IN COLD BLOOD
By Truman Capote
I first read In Cold Blood twenty years ago when I was in college. I still have my original worn copy. Can I just tell you what a joy it was to re-read an old book, a book whose jacket was slightly torn, whose pages I had already touched and turned before? It makes me long to visit Sam Weller’s used section again. There is something mystical about reading a book that has been read and pondered over before.
Now – to In Cold Blood. This was the first, according to many, non-fiction novel – truly groundbreaking in its approach to the subject matter of the inexplicable killings of a family in Kansas by two men who came to rob them, believing they had a safe that never existed. Truman Capote, as is detailed in the movie Capote, got so close to his subjects, so inside their story, that he writes the novel and projects conversations as if he were present when they took place. It’s remarkable in its style.
But the language! What really grabbed me in this reading of In Cold Blood was the extraordinary language.
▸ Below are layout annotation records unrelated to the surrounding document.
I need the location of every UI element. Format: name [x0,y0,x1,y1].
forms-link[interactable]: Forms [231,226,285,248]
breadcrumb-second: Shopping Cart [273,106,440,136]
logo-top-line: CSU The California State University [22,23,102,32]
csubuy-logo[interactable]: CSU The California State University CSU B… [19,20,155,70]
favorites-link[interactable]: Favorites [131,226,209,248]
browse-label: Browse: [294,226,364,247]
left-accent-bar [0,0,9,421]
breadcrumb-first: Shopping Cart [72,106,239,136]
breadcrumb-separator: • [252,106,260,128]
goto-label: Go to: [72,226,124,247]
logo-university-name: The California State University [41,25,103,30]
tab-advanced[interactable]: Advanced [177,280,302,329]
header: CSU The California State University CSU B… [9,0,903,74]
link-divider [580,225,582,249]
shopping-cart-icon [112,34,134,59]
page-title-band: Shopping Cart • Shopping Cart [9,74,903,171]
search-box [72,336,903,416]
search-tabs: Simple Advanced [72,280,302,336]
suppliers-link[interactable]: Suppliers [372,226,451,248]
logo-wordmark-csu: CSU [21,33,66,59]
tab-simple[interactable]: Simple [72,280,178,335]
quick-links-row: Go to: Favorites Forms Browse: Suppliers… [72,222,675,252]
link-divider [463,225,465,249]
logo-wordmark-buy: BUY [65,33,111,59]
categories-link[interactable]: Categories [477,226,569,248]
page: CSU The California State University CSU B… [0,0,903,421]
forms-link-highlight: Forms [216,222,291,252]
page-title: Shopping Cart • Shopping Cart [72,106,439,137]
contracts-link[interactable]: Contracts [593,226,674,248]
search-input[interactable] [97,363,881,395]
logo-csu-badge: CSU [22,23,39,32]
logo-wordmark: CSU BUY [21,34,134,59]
Here are the opening sentences of the book, “The village of Holcomb stands on the high wheat plains of western Kansas, a lonesome area that other Kansans call ‘out there.’ Some seventy miles east of the Colorado border, the countryside, with its hard blue skies and desert-clear air, has an atmosphere that is rather more Far West than Middle West.” Why doesn’t anybody write like this any more?
Oh – time well spent – re-reading Truman Capote’s non-fiction novel, In Cold Blood. On the Book Beat for KSL Newsradio, I’m Amanda Dickson.